LiveScience highlights a short article on the growth in the use of electric bikes in China, a development that comes with environmental costs and benefits (and clearly a lot of personal mobility benefits for the owners). University of Tennessee-Knoxville professor Christopher Cherry reports on his research:
Chinese cities are expanding and becoming more congested as new personal automobiles fill the scarce roadway capacity. With a long legacy of bicycle use, Chinese commuters are accustomed to personal mobility and short trips. Trips are getting too long for bicycles and public transit services are often incapable of serving populations in cities with disorganized urban development patterns while competing with cars for road space.
Electric bikes have filled the niche, providing high levels of personal mobility at a fraction of the cost of a car or even public transit….
Electric bikes use one car-sized lead acid battery per year.
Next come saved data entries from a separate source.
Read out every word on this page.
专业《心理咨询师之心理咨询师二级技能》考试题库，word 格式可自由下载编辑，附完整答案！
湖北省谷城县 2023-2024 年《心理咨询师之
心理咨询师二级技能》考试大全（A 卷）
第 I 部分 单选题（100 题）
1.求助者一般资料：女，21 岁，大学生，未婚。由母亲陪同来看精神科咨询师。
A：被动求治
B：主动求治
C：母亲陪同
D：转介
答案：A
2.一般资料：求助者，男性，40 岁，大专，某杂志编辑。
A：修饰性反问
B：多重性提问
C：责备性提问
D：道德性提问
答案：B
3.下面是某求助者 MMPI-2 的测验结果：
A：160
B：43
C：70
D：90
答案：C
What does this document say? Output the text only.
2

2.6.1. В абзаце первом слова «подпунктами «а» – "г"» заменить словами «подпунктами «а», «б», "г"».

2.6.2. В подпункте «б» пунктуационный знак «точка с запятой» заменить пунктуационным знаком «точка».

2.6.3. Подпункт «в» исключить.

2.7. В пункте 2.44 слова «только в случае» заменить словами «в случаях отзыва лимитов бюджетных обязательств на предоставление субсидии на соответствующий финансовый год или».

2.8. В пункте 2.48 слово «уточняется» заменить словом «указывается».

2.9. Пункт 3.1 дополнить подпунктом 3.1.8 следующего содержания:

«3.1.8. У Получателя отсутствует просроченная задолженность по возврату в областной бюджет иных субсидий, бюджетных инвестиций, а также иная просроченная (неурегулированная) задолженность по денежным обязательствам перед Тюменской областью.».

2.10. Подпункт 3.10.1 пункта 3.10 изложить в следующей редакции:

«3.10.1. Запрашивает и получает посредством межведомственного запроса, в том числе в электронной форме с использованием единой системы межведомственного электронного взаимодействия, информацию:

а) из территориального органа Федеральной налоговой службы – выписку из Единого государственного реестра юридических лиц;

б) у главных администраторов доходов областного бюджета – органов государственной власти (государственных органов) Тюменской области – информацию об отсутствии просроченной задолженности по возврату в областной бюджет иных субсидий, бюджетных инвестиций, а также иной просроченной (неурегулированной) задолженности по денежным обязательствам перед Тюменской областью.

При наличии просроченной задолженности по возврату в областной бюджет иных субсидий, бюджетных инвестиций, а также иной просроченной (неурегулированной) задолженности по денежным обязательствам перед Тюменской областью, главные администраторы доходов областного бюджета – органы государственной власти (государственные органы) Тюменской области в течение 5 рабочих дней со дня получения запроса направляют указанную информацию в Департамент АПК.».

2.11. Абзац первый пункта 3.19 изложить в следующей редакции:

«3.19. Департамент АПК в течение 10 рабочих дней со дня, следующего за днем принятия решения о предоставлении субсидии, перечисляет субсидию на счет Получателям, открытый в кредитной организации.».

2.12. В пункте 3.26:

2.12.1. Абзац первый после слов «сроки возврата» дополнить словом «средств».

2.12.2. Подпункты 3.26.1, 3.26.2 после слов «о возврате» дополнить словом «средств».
Each battery represents 30-40 percent of its lead content emitted to the environment in the production processes, resulting in about 3 kilograms of lead emitted per battery produced. When scaled up the 40 million electric bikes currently on the roads, this is an astonishing amount of lead emitted into the environment.
This negative environmental impact is countered by other environmental benefits compared to most modes, including vastly reduced energy use and greenhouse gas emissions.
Ultimately, the success or failure of electric bikes as a sustainable mode of transportation should be evaluated in the context of the extent to which they displace automobile. They certainly have fewer negative impacts than personal automobiles, but they currently displace mostly bus and bicycle users and only a small number of car users.